The 1964 Illinois Fighting Illini football team was an American football team that represented the University of Illinois as a member of the Big Ten Conference during the 1964 Big Ten season. In their fourth year under head coach Pete Elliott, the Fighting Illini compiled a 6–3 record (4–3 in conference games), tied for fourth place in the Big Ten, and outscored opponents by a total of 142 to 100. They were ranked No. 2 in the AP poll in week 3 but dropped out of the poll after losing to Ohio State.

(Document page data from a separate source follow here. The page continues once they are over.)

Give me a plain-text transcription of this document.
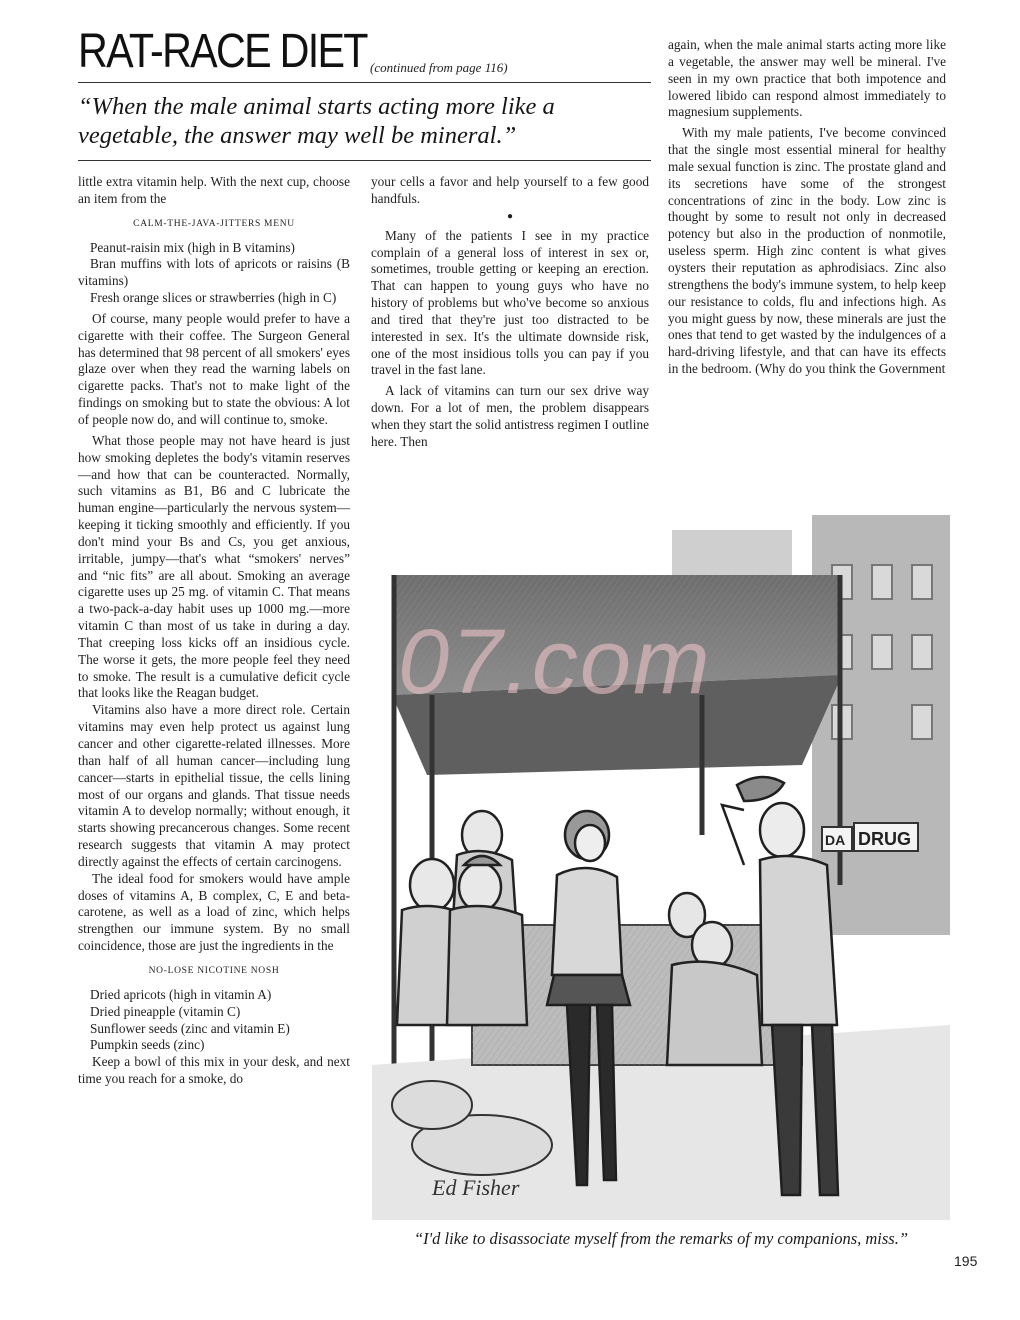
RAT-RACE DIET (continued from page 116)
“When the male animal starts acting more like a vegetable, the answer may well be mineral.”

little extra vitamin help. With the next cup, choose an item from the

CALM-THE-JAVA-JITTERS MENU

Peanut-raisin mix (high in B vitamins)

Bran muffins with lots of apricots or raisins (B vitamins)

Fresh orange slices or strawberries (high in C)

Of course, many people would prefer to have a cigarette with their coffee. The Surgeon General has determined that 98 percent of all smokers' eyes glaze over when they read the warning labels on cigarette packs. That's not to make light of the findings on smoking but to state the obvious: A lot of people now do, and will continue to, smoke.

What those people may not have heard is just how smoking depletes the body's vitamin reserves—and how that can be counteracted. Normally, such vitamins as B1, B6 and C lubricate the human engine—particularly the nervous system—keeping it ticking smoothly and efficiently. If you don't mind your Bs and Cs, you get anxious, irritable, jumpy—that's what “smokers' nerves” and “nic fits” are all about. Smoking an average cigarette uses up 25 mg. of vitamin C. That means a two-pack-a-day habit uses up 1000 mg.—more vitamin C than most of us take in during a day. That creeping loss kicks off an insidious cycle. The worse it gets, the more people feel they need to smoke. The result is a cumulative deficit cycle that looks like the Reagan budget.

Vitamins also have a more direct role. Certain vitamins may even help protect us against lung cancer and other cigarette-related illnesses. More than half of all human cancer—including lung cancer—starts in epithelial tissue, the cells lining most of our organs and glands. That tissue needs vitamin A to develop normally; without enough, it starts showing precancerous changes. Some recent research suggests that vitamin A may protect directly against the effects of certain carcinogens.

The ideal food for smokers would have ample doses of vitamins A, B complex, C, E and beta-carotene, as well as a load of zinc, which helps strengthen our immune system. By no small coincidence, those are just the ingredients in the

NO-LOSE NICOTINE NOSH

Dried apricots (high in vitamin A)

Dried pineapple (vitamin C)

Sunflower seeds (zinc and vitamin E)

Pumpkin seeds (zinc)

Keep a bowl of this mix in your desk, and next time you reach for a smoke, do

your cells a favor and help yourself to a few good handfuls.

●

Many of the patients I see in my practice complain of a general loss of interest in sex or, sometimes, trouble getting or keeping an erection. That can happen to young guys who have no history of problems but who've become so anxious and tired that they're just too distracted to be interested in sex. It's the ultimate downside risk, one of the most insidious tolls you can pay if you travel in the fast lane.

A lack of vitamins can turn our sex drive way down. For a lot of men, the problem disappears when they start the solid antistress regimen I outline here. Then

again, when the male animal starts acting more like a vegetable, the answer may well be mineral. I've seen in my own practice that both impotence and lowered libido can respond almost immediately to magnesium supplements.

With my male patients, I've become convinced that the single most essential mineral for healthy male sexual function is zinc. The prostate gland and its secretions have some of the strongest concentrations of zinc in the body. Low zinc is thought by some to result not only in decreased potency but also in the production of nonmotile, useless sperm. High zinc content is what gives oysters their reputation as aphrodisiacs. Zinc also strengthens the body's immune system, to help keep our resistance to colds, flu and infections high. As you might guess by now, these minerals are just the ones that tend to get wasted by the indulgences of a hard-driving lifestyle, and that can have its effects in the bedroom. (Why do you think the Government

DRUG
DA
Ed Fisher
“I'd like to disassociate myself from the remarks of my companions, miss.”
195
07.com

Center and linebacker Dick Butkus was a unanimous pick for the 1964 All-America team. He was also named the American Football Coaches Association Player of the Year, finished third in Heisman Trophy balloting, and was selected as the team's most valuable player.

Two other Illinois players received first-team All-America honors: guard Archie Sutton and fullback Jim Grabowski. Grabowski led the Big Ten with 186 carries, 1,004 rushing yards, and 10 rushing touchdowns. The team's other statistical leaders included quarterback Fred Custardo (1,012 passing yards, 54.1% completion percentage), and wide receiver Bob Trumpy (28 receptions for 428 yards).

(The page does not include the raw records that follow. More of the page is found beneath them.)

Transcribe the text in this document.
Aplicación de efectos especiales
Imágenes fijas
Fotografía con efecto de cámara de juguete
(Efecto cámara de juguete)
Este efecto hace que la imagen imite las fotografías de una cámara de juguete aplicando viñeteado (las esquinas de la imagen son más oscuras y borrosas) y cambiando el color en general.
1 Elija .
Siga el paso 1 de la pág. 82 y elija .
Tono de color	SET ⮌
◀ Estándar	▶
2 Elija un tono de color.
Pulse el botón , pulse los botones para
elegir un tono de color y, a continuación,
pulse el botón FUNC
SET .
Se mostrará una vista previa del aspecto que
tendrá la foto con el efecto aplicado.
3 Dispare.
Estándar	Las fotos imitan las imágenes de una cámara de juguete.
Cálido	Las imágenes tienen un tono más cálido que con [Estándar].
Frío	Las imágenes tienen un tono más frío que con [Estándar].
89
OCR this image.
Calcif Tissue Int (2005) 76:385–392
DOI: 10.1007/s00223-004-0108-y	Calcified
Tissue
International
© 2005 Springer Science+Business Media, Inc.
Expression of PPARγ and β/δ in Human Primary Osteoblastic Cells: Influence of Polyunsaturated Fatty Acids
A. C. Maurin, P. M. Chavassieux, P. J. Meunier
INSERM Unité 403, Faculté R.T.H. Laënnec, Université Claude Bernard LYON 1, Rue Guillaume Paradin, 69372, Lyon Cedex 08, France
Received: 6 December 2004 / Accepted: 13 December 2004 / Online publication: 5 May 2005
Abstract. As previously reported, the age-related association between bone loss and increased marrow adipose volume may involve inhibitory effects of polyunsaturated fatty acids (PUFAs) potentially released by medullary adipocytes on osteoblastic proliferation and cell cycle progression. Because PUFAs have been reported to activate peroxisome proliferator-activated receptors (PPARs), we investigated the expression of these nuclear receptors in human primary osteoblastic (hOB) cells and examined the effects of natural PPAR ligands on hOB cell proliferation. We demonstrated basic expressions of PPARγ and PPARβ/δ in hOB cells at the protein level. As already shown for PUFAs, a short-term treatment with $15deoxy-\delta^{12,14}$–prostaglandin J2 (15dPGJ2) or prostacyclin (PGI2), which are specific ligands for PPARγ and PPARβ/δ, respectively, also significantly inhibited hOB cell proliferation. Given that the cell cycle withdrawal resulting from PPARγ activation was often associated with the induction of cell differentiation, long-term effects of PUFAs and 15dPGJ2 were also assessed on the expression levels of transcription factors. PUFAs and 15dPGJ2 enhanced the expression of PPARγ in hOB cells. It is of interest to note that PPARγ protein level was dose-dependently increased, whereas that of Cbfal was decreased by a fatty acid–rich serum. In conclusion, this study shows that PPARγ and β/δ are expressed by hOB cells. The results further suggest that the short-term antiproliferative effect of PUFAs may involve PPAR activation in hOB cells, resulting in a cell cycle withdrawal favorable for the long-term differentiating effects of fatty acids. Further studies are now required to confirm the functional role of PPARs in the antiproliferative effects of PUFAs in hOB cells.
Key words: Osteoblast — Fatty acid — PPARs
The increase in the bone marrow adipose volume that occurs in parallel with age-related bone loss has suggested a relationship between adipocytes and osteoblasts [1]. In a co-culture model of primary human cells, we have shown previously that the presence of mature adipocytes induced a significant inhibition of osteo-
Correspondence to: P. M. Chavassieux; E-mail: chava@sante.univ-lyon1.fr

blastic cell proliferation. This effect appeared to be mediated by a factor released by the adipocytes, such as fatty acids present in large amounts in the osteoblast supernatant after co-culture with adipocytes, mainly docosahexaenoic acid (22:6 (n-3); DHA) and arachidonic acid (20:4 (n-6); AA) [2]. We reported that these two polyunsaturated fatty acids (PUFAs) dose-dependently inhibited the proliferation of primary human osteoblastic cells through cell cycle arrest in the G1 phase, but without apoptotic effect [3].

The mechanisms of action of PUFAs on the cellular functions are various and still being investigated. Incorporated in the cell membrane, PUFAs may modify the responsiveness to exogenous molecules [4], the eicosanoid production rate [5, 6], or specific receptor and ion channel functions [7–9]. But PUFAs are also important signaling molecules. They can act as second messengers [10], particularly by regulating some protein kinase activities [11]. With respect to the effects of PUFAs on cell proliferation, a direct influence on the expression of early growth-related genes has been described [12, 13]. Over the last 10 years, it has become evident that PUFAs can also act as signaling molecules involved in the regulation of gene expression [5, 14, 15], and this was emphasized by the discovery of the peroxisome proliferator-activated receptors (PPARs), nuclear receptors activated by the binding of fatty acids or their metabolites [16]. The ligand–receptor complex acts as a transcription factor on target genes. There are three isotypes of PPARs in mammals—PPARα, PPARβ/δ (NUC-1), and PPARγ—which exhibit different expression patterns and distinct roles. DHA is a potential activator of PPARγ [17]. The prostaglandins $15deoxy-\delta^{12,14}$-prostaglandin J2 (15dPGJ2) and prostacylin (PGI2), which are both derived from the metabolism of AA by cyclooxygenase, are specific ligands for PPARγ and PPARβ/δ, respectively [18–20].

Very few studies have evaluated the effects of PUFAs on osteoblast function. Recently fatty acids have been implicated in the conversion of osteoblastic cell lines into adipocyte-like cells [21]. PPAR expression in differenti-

The team played its home games at Memorial Stadium in Champaign, Illinois.

==Schedule==

| Date | Opponent | Rank | Site | Result | Attendance | Source |
| September 26 | at California* | No. 3 | California Memorial Stadium; Berkeley, CA; | W 20–14 | 45,000 |  |
| October 3 | at Northwestern | No. 3 | Dyche Stadium; Evanston, IL (rivalry); | W 17–6 | 52,062 |  |
| October 10 | No. 4 Ohio State | No. 2 | Memorial Stadium; Champaign, IL (Illibuck); | L 0–26 | 71,227 |  |
| October 17 | at Minnesota |  | Memorial Stadium; Minneapolis, MN; | W 14–0 | 60,475 |  |
| October 24 | UCLA* |  | Memorial Stadium; Champaign, IL; | W 26–7 | 68,727 |  |
| October 31 | at Purdue |  | Ross–Ade Stadium; West Lafayette, IN (rivalry); | L 14–26 | 59,425 |  |
| November 7 | at Michigan |  | Michigan Stadium; Ann Arbor, MI (rivalry); | L 6–21 | 62,415 |  |
| November 14 | Wisconsin |  | Memorial Stadium; Champaign, IL; | W 29–0 | 55,077 |  |
| November 21 | Michigan State |  | Memorial Stadium; Champaign, IL; | W 16–0 | 32,000 |  |
*Non-conference game; Rankings from AP Poll released prior to the game; Source: ;

==Awards and honors==
Center/linebacker Dick Butkus won numerous honors in 1964, including:
- He was a unanimous pick for the 1964 All-America team with first-team honors from the Associated Press (AP), United Press International (UPI), American Football Coaches Association (AFCA), Football Writers Association of America (FWAA), Central Press (CP), Football News (FN), Time magazine, and The Sporting News (TSN).
- He was selected by the AFCA and Sport Magazine as the college football player of the year.
- He finished third in Heisman Trophy balloting.
Others receiving All-America honors included:
- Defensive back George Donnelly won first-team honors from The Sporting News and Time magazine.
- Fullback Jim Grabowski won first-team honors from the UPI and Football News. Grabowski was later inducted into the College Football Hall of Fame.
- Guard Archie Sutton won first-team honors from Time magazine.

==1965 NFL draft==

| Player | Round | Pick | Position | Club |
| Dick Butkus | 1 | 3 | Linebacker | Chicago Bears |
| George Donnelly | 1 | 13 | Back | San Francisco 49ers |
| Archie Sutton | 2 | 15 | Tackle | Minnesota Vikings |
| Gregg Schumacher | 13 | 170 | End | San Francisco 49ers |
| Dave Powless | 17 | 225 | Guard | New York Giants |

- Dick Butkus was also drafted by the Denver Broncos in the 1965 American Football League draft.